Little Bird of Heaven
- First edition
- Author: Joyce Carol Oates
- Language: English
- Published: 15 September 2009 Ecco Press
- Publication place: United States
- Media type: Print (hardback)
- Pages: 443 pp
- ISBN: 978-0-06-182983-3
- OCLC: 310399122
- Dewey Decimal: 813/.54 22
- LC Class: PS3565.A8 G73 2007
- Preceded by: My Sister, My Love
- Followed by: A Fair Maiden

= Little Bird of Heaven =

2009 novel by Joyce Carol Oates

Little Bird of Heaven is a 2009 novel by Joyce Carol Oates. It is her 38th published novel. The novel is the third set in the fictional city of Sparta, NY, which was also a main setting for her two previous best-sellers We Were the Mulvaneys and The Gravedigger's Daughter.

==Plot summary==
Zoe Kruller, a wife and mother, is found brutally murdered.
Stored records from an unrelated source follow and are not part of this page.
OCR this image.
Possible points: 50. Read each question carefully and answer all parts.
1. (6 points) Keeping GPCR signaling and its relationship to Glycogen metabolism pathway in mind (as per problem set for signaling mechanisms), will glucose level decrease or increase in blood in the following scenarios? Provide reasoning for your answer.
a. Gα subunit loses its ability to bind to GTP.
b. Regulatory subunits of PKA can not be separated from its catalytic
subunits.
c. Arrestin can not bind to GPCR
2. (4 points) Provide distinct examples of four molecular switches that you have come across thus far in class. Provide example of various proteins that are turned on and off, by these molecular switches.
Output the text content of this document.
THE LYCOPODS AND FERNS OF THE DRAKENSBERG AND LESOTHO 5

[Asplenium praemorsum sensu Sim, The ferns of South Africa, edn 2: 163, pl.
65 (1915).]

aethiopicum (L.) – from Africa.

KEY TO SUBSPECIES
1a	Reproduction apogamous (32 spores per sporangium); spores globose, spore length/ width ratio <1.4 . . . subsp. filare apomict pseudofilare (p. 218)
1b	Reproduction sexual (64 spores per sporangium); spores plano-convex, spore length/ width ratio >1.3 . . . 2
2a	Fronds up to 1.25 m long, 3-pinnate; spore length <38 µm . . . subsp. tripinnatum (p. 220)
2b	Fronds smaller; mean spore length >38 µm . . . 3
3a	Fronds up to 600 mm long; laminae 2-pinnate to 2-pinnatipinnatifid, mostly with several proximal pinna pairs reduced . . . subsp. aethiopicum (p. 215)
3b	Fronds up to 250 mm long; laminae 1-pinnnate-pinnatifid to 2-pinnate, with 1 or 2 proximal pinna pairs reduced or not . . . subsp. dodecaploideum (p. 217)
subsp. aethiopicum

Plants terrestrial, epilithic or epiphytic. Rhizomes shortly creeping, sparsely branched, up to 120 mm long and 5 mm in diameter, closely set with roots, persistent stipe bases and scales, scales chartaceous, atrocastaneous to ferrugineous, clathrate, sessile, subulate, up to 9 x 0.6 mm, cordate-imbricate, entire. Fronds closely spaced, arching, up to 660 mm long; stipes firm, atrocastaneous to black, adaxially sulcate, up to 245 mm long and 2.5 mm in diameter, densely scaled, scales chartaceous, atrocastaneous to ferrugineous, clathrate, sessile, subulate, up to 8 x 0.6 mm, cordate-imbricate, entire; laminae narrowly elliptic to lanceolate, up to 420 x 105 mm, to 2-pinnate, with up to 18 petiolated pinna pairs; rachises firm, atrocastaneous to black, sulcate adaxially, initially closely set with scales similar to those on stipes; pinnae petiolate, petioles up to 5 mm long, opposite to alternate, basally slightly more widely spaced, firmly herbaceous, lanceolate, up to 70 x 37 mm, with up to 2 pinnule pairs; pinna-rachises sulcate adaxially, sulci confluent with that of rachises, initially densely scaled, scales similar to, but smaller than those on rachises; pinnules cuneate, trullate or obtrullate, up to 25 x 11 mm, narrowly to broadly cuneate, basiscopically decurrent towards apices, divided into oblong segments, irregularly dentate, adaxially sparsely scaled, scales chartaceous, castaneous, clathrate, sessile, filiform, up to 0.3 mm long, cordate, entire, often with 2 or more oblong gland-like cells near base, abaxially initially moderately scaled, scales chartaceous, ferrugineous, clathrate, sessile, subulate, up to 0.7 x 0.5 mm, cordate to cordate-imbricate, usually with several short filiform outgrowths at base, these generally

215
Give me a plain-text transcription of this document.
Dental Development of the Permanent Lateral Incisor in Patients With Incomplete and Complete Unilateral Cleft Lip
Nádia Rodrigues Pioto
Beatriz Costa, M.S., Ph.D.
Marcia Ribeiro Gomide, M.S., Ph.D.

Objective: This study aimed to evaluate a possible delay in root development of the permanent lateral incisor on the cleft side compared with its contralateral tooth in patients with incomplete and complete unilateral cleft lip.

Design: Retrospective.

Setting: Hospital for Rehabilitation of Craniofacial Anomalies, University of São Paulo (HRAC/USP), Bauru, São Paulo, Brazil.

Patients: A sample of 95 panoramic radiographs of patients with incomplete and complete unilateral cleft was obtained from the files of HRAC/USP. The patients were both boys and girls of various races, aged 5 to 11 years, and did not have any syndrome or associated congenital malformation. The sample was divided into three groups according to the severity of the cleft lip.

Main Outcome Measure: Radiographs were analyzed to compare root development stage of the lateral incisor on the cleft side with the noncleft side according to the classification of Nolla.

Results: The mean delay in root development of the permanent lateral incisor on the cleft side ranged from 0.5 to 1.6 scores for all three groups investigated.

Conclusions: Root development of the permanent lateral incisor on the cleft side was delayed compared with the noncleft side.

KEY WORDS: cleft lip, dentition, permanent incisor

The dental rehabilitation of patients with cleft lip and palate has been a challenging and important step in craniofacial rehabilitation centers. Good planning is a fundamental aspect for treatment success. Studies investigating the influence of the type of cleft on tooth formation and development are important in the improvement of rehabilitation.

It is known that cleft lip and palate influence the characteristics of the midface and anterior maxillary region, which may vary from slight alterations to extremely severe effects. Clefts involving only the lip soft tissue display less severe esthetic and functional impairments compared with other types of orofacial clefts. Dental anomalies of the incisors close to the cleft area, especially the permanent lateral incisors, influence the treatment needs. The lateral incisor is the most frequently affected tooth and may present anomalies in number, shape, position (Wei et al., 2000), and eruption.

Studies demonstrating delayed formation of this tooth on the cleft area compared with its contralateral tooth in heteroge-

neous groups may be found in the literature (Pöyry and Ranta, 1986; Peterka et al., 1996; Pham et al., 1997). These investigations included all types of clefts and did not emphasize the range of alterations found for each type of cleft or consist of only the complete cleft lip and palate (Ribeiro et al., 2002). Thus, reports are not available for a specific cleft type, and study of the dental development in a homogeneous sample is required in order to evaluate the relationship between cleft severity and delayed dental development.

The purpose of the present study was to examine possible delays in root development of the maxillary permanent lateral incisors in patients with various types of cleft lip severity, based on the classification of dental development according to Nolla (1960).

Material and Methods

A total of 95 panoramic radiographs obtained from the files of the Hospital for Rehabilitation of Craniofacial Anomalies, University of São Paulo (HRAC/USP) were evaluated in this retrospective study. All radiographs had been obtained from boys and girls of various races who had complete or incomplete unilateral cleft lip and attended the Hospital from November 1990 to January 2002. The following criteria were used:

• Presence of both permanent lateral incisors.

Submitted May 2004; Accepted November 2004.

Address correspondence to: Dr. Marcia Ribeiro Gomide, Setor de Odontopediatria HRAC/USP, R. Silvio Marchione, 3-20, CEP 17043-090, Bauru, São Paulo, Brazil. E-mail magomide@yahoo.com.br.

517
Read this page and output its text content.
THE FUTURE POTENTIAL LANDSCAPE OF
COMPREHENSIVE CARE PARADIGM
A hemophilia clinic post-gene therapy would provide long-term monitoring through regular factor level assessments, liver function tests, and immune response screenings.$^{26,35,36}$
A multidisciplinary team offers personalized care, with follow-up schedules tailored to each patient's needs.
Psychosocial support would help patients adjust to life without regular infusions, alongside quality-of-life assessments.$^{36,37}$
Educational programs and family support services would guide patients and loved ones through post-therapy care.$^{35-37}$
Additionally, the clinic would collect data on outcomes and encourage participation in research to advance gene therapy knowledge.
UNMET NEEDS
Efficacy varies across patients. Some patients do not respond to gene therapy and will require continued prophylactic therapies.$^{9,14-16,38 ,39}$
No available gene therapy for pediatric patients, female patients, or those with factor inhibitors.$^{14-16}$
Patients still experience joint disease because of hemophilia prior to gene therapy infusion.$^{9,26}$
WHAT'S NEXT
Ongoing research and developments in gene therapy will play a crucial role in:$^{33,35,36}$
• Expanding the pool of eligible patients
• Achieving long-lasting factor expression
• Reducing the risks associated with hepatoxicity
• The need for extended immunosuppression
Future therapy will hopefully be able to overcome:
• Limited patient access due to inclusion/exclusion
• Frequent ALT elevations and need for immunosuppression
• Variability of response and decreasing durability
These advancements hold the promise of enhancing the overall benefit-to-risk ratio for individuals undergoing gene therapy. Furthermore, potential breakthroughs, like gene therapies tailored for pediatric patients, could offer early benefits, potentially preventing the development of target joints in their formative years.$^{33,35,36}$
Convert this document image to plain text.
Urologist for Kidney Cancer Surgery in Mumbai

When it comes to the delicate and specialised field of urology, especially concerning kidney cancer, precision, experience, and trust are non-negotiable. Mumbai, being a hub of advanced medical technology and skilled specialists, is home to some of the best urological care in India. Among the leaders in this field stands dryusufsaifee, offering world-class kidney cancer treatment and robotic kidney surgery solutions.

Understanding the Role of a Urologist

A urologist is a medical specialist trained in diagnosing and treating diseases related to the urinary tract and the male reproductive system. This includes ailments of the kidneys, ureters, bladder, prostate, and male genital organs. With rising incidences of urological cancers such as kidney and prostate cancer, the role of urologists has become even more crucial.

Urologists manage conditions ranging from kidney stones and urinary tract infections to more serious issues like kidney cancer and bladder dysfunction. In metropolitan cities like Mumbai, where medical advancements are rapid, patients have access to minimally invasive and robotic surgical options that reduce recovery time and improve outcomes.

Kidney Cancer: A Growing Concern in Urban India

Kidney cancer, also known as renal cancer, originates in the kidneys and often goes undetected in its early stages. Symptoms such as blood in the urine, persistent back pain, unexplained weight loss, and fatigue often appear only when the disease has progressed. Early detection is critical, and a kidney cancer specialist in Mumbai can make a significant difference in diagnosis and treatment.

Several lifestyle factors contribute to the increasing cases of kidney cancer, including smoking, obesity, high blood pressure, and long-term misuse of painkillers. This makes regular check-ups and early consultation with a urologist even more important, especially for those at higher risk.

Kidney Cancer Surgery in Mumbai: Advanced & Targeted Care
The Sparta police target two primary suspects: her estranged husband, Delray Kruller, and her longtime lover, Eddy Diehl. In turn, the Krullers' son, Aaron, and Eddy Diehl's daughter, Krista, become obsessed with each other, each believing the other's father is guilty. By the novel's end, the fated lovers, meeting again as adults, are at last ready to exorcise the ghosts of the past and come to terms with their legacy of guilt, misplaced love, and redemptive yearning.

==Reception==
The novel was shortlisted for the 2011 International Dublin Literary Award.